Il linfoma a cellule T di tipo enteropatico è un tipo molto raro di linfoma non Hodgkin. Può anche essere indicato come linfoma a cellule T associato a enteropatia o linfoma a cellule T intestinale. È un linfoma a cellule T aggressivo a crescita rapida. È più comune negli uomini. L’età media alla diagnosi è di 60-70 anni.

Esistono 2 diverse forme, associate alla celiachia (Tipo 1) e alla malattia non celiaca (Tipo 2). Circa l’80% dei linfomi a cellule T di tipo entropatico sono la forma associata alla celiachia, caratterizzata come tipo 1. Tuttavia, la possibilità di sviluppare un linfoma a cellule T di tipo enteropatico è inferiore nei pazienti celiaci diagnosticati in età più giovane. Alla maggior parte dei pazienti diagnosticati è stata diagnosticata la celiachia al momento della diagnosi o poco prima della diagnosi.

Sintomi di linfoma a cellule T di tipo enteropatico

I sintomi del linfoma a cellule T di tipo enteropatico possono includere:

  • Dolore addominale
  • Nausea
  • Perdita di peso indesiderata
  • Ulcere nell’intestino tenue
  • Un blocco nell’intestino tenue
  • Foro nella parete dell’intestino tenue
  • Sudorazioni notturne

Diagnosi di linfoma a cellule T di tipo enteropatico

Endoscopia, colonscopia, biopsia del midollo osseo e / o biopsia intestinale, esami del sangue, tomografia computerizzata e pet-ct possono essere utilizzati per la diagnosi di linfoma a cellule T di tipo entropatico.

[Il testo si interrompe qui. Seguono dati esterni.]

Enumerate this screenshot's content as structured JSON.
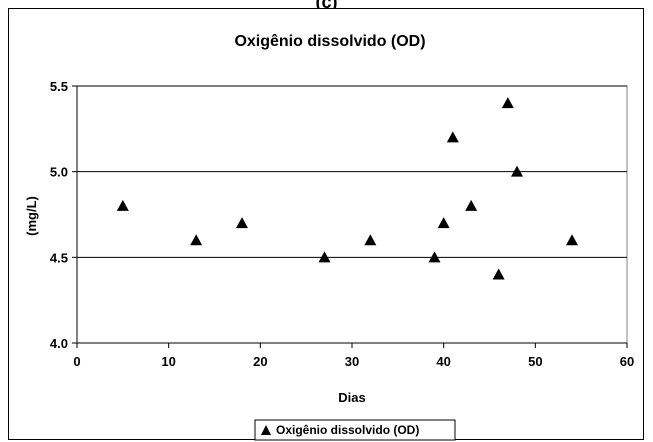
{
  "header": {
    "label": "(c)"
  },
  "chart_data": {
    "type": "scatter",
    "title": "Oxigênio dissolvido (OD)",
    "xlabel": "Dias",
    "ylabel": "(mg/L)",
    "xlim": [
      0,
      60
    ],
    "ylim": [
      4.0,
      5.5
    ],
    "x_ticks": [
      0,
      10,
      20,
      30,
      40,
      50,
      60
    ],
    "y_ticks": [
      "4.0",
      "4.5",
      "5.0",
      "5.5"
    ],
    "grid": "horizontal",
    "legend_position": "bottom",
    "marker": "triangle",
    "color": "#000000",
    "series": [
      {
        "name": "Oxigênio dissolvido (OD)",
        "x": [
          5,
          13,
          18,
          27,
          32,
          39,
          40,
          41,
          43,
          46,
          47,
          48,
          54
        ],
        "y": [
          4.8,
          4.6,
          4.7,
          4.5,
          4.6,
          4.5,
          4.7,
          5.2,
          4.8,
          4.4,
          5.4,
          5.0,
          4.6
        ]
      }
    ]
  }
}
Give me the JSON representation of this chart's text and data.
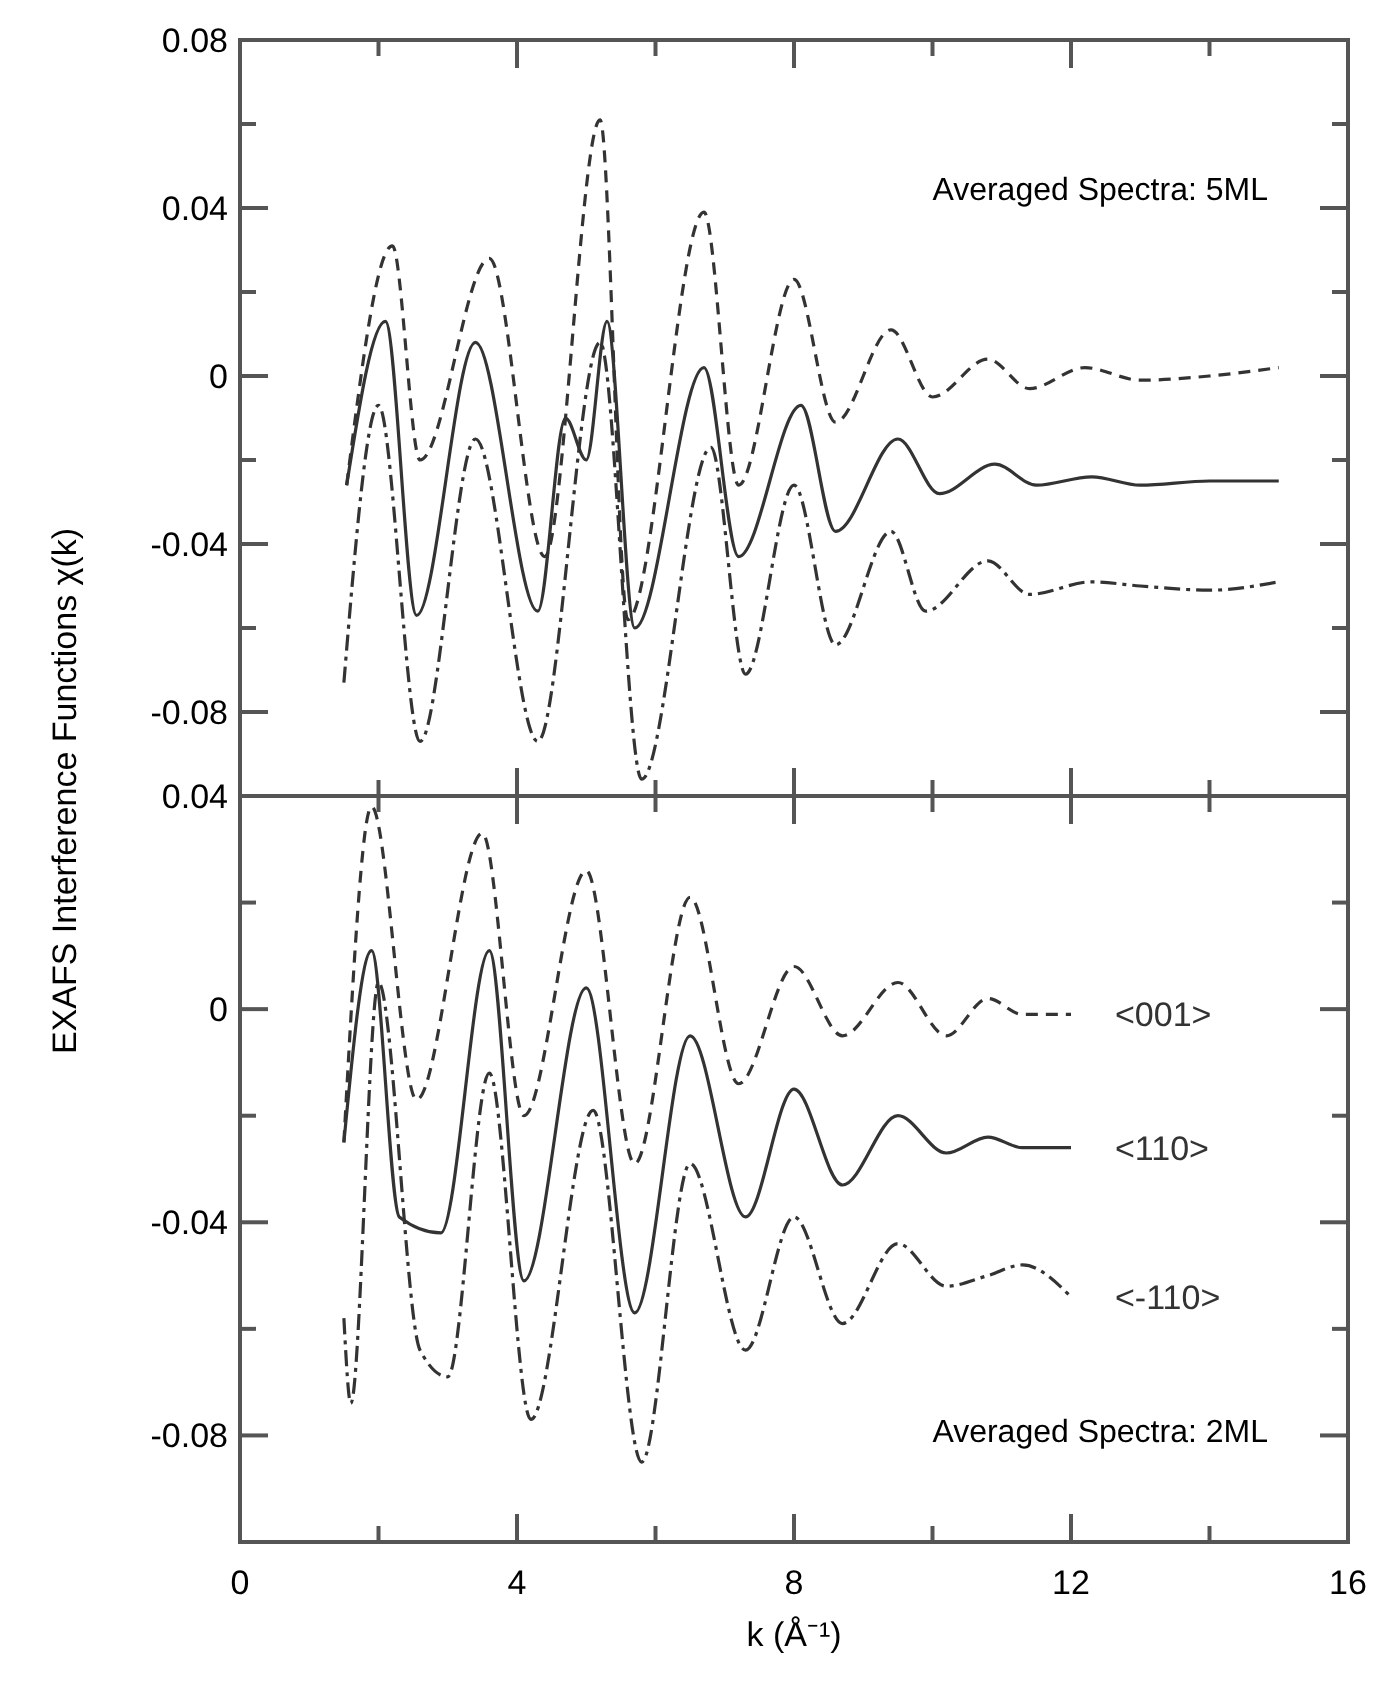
{
  "chart_data": [
    {
      "type": "line",
      "ylabel": "EXAFS Interference Functions χ(k)",
      "annotations": [
        "Averaged Spectra: 5ML"
      ],
      "xlim": [
        0,
        16
      ],
      "xticks": [
        0,
        {
          "value": 2,
          "label": null
        },
        4,
        {
          "value": 6,
          "label": null
        },
        8,
        {
          "value": 10,
          "label": null
        },
        12,
        {
          "value": 14,
          "label": null
        },
        16
      ],
      "ylim": [
        -0.1,
        0.08
      ],
      "yticks": [
        0.08,
        {
          "value": 0.06,
          "label": null
        },
        0.04,
        {
          "value": 0.02,
          "label": null
        },
        0,
        {
          "value": -0.02,
          "label": null
        },
        -0.04,
        {
          "value": -0.06,
          "label": null
        },
        -0.08
      ],
      "tick_labels": "y",
      "grid": false,
      "marker": "none",
      "series": [
        {
          "color": "#333333",
          "line_style": "dashed",
          "x": [
            1.54,
            2.2,
            2.6,
            3.6,
            4.4,
            5.2,
            5.6,
            6.7,
            7.2,
            8.0,
            8.6,
            9.4,
            10.0,
            10.8,
            11.4,
            12.2,
            13,
            14,
            15
          ],
          "values": [
            -0.026,
            0.031,
            -0.02,
            0.028,
            -0.043,
            0.061,
            -0.058,
            0.039,
            -0.026,
            0.023,
            -0.011,
            0.011,
            -0.005,
            0.004,
            -0.003,
            0.002,
            -0.001,
            0.0,
            0.002
          ]
        },
        {
          "color": "#333333",
          "line_style": "solid",
          "x": [
            1.54,
            2.1,
            2.55,
            3.4,
            4.3,
            4.7,
            5.0,
            5.3,
            5.7,
            6.7,
            7.2,
            8.1,
            8.6,
            9.5,
            10.1,
            10.9,
            11.5,
            12.3,
            13,
            14,
            15
          ],
          "values": [
            -0.026,
            0.013,
            -0.057,
            0.008,
            -0.056,
            -0.01,
            -0.02,
            0.013,
            -0.06,
            0.002,
            -0.043,
            -0.007,
            -0.037,
            -0.015,
            -0.028,
            -0.021,
            -0.026,
            -0.024,
            -0.026,
            -0.025,
            -0.025
          ]
        },
        {
          "color": "#333333",
          "line_style": "dotted",
          "x": [
            1.5,
            2.0,
            2.6,
            3.4,
            4.3,
            5.2,
            5.8,
            6.8,
            7.3,
            8.0,
            8.6,
            9.4,
            9.9,
            10.8,
            11.4,
            12.3,
            13,
            14,
            15
          ],
          "values": [
            -0.073,
            -0.007,
            -0.087,
            -0.015,
            -0.087,
            0.008,
            -0.096,
            -0.017,
            -0.071,
            -0.026,
            -0.064,
            -0.037,
            -0.056,
            -0.044,
            -0.052,
            -0.049,
            -0.05,
            -0.051,
            -0.049
          ]
        }
      ]
    },
    {
      "type": "line",
      "xlabel": "k (Å⁻¹)",
      "annotations": [
        "Averaged Spectra: 2ML"
      ],
      "xlim": [
        0,
        16
      ],
      "xticks": [
        0,
        {
          "value": 2,
          "label": null
        },
        4,
        {
          "value": 6,
          "label": null
        },
        8,
        {
          "value": 10,
          "label": null
        },
        12,
        {
          "value": 14,
          "label": null
        },
        16
      ],
      "ylim": [
        -0.1,
        0.04
      ],
      "yticks": [
        0.04,
        {
          "value": 0.02,
          "label": null
        },
        0,
        {
          "value": -0.02,
          "label": null
        },
        -0.04,
        {
          "value": -0.06,
          "label": null
        },
        -0.08
      ],
      "grid": false,
      "marker": "none",
      "series": [
        {
          "name": "<001>",
          "color": "#333333",
          "line_style": "dashed",
          "x": [
            1.5,
            1.9,
            2.55,
            3.5,
            4.1,
            5.0,
            5.7,
            6.5,
            7.2,
            8.0,
            8.7,
            9.5,
            10.2,
            10.8,
            11.3,
            12
          ],
          "values": [
            -0.025,
            0.038,
            -0.017,
            0.033,
            -0.02,
            0.026,
            -0.029,
            0.021,
            -0.014,
            0.008,
            -0.005,
            0.005,
            -0.005,
            0.002,
            -0.001,
            -0.001
          ]
        },
        {
          "name": "<110>",
          "color": "#333333",
          "line_style": "solid",
          "x": [
            1.5,
            1.9,
            2.3,
            2.9,
            3.6,
            4.1,
            5.0,
            5.7,
            6.5,
            7.3,
            8.0,
            8.7,
            9.5,
            10.2,
            10.8,
            11.3,
            12
          ],
          "values": [
            -0.025,
            0.011,
            -0.039,
            -0.042,
            0.011,
            -0.051,
            0.004,
            -0.057,
            -0.005,
            -0.039,
            -0.015,
            -0.033,
            -0.02,
            -0.027,
            -0.024,
            -0.026,
            -0.026
          ]
        },
        {
          "name": "<-110>",
          "color": "#333333",
          "line_style": "dotted",
          "x": [
            1.5,
            1.6,
            2.0,
            2.6,
            3.0,
            3.6,
            4.2,
            5.1,
            5.8,
            6.5,
            7.3,
            8.0,
            8.7,
            9.5,
            10.2,
            10.8,
            11.3,
            12
          ],
          "values": [
            -0.058,
            -0.074,
            0.005,
            -0.064,
            -0.069,
            -0.012,
            -0.077,
            -0.019,
            -0.085,
            -0.029,
            -0.064,
            -0.039,
            -0.059,
            -0.044,
            -0.052,
            -0.05,
            -0.048,
            -0.054
          ]
        }
      ]
    }
  ]
}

Trattamento del linfoma a cellule T di tipo enteropatico

Per coloro a cui viene diagnosticato il rischio di occlusione, CHOEP (ciclofosfamide, doxorubicina, vincristina, prednisone orale ed etoposide) può essere un regime più efficace del solo CHOP (CHOEP senza etoposide).

Il regime europeo IVE / MTX (scambio di metotrexato a dose intermedia con ifosfamide, etoposide, epirubicina) ha mostrato tassi di risposta e mortalità migliorati rispetto ai controlli precedenti trattati con regimi a base di antracicline. Come con molti sottotipi di linfoma a cellule T, la malattia refrattaria primaria rimane un problema importante. Se la malattia è chemiosensibile, si dovrebbe prendere in considerazione il trapianto autologo di cellule staminali. In entrambe le presentazioni si consiglia la consultazione con un gastroenterologo e un dietologo.

Prognosi del linfoma a cellule T di tipo enteropatico

La sopravvivenza media è stata misurata in circa 8 mesi nel linfoma a cellule T di tipo enteropatico. La sopravvivenza media a 5 anni è di circa il 20%.